BUSINESS LAW: Rarely is the path from point A to point B a straight line, so our role in a business law practice is to find alternatives, devise workable strategies, and keep your business ideas, goals and objectives moving toward realization. ILG’s business attorneys help clients achieve their goals with respect to business formation, intellectual property, labor and employment, CAN-SPAM, copyright and trademark

COMMUNITY: In addition, the Lawyers at Issaquah Law Group remain active in the legal and civic community. A core commitment of our Issaquah Attorneys is community service. Our attorneys' civic involvement includes the King County Civil Rights Commission; the City of Issaquah Planning Policy Commission; the Northwest Screenwriters Guild, service as a pro tem judge. We live and work in the Pacific Northwest, and we aim to make it a better place.

In addition, through The Amateur Law Professor Blog and LinkedIn postings, we share pertinent opinions and decisions of the Washington State Supreme Court, as well as the pertinent opinions and decisions of the Washington State Courts of Appeal so that our clients can be as update to date on cutting legal issues as we are.
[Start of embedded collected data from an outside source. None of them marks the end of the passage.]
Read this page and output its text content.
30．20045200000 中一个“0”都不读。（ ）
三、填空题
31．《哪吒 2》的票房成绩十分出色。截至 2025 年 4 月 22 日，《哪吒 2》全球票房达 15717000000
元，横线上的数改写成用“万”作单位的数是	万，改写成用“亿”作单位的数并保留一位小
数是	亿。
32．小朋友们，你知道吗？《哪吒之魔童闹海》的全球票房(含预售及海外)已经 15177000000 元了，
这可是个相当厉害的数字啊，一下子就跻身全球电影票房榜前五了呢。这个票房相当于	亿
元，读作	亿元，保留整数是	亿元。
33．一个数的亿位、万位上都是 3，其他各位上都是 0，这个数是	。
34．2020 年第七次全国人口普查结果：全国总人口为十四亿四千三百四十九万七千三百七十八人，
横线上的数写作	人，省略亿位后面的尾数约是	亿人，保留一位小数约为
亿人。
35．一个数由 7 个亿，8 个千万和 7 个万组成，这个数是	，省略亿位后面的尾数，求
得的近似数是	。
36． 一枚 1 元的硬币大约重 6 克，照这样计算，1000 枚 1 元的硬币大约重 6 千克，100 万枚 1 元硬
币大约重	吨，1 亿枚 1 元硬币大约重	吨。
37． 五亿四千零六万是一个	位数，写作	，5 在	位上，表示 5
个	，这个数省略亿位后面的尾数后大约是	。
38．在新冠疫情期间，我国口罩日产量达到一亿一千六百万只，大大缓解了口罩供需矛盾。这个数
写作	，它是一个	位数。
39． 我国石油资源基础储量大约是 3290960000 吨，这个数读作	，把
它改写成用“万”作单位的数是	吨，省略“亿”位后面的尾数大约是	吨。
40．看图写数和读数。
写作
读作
WA Legal Roundup - Washington Supreme Court

City of Bellevue v. Lee The DOL used to be able to suspend your license almost summarily, without any opportunity for you to submit evidence. I say you, because this definitely has not happened to me. I You definitely did not have my your license suspended for failing to pay 84 parking tickets. In my your defense, no one disabled was actually using the stall. I mean, sure, there were times when I you had to get into a knock-down dragout with someone my your grandmother's age. But really? Lady, you're not fooling anyone with that walker and "prosthetic" leg. Yes, this is about you, Agnes!
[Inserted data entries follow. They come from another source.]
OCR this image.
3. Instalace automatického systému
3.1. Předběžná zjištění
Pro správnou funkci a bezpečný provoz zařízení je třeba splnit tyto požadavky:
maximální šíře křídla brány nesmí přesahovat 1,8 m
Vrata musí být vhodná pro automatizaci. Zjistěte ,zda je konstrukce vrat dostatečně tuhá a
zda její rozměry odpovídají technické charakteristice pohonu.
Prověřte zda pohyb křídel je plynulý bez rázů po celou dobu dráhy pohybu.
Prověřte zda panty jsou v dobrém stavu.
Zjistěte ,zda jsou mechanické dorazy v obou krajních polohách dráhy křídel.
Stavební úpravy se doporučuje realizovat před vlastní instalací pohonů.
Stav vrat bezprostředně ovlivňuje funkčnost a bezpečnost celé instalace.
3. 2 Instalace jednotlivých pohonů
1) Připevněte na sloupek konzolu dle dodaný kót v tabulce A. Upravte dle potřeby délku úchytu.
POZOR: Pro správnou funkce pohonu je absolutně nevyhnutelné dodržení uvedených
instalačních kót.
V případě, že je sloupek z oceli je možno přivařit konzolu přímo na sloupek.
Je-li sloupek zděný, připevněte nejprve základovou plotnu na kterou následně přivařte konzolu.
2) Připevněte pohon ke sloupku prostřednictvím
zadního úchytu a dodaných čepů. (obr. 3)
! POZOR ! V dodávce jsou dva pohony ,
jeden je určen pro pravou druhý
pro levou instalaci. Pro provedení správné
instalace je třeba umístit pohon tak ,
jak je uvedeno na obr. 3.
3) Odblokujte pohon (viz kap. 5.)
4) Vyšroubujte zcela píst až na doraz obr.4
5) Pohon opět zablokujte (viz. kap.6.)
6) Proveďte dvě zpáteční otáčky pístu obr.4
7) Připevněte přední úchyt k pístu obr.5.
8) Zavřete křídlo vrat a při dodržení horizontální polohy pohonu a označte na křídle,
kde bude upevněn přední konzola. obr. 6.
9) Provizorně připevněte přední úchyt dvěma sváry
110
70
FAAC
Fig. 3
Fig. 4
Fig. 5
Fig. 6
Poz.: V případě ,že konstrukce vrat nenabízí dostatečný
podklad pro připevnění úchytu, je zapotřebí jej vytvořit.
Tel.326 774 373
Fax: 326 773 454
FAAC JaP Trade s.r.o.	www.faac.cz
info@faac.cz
Anyhow, the supreme court invalidated that procedure because of a little thing called due process in Redmond v. Moore, 151 Wn.2d 664, 91 P.3d 875 (2004). The question is whether the new process meets due process. (Spoiler alert: it does).

The new process gives 45 days notice. If a hearing is requested, the suspension is stayed during the review process. All documents submitted to DOL are reviewed, but the DOL will only grant telephonic or in person argument at its discretion. The sole issues before the review board is whether the person is the correct one and whether the action taken by the person reporting the need for suspension to the DOL is the correct action.

For those of you who are a bit out of practice with your Con Law, this is subject to the Matthews test:

The three factors of the Mathews test are (1) the potentially affected interest; (2) the risk of an erroneous deprivation of that interest through the challenged procedures, and probable value of additional procedural safeguards; and (3) the government's interest, including the potential burden of additional procedures. Mathews, 424 U.S. at 335. Due process does not require an error-free process, so the mere possibility of error is insufficient to invalidate the process. Mackey v. Montrym, 443 U.S. 1, 13, 99 S. Ct. 2612, 61 L. Ed. 2d 321 (1979).

The United States Supreme Court has held that driver's licenses are a substantial interest, due to the ability to earn a living usually being contingent on the ability to get there in less than three days on foot. The new hearings process takes care of the risk of erroneous deprivations, because evidence can be submitted by the driver. Lee argues this required an ability to cross examine, but not every case has that need. Given the low risk of deprivation under the new procedure, new processes for the state would require too much of a burden.

Sorry Lee. You need to pay your parking ticket AND wait a bit to get your license back.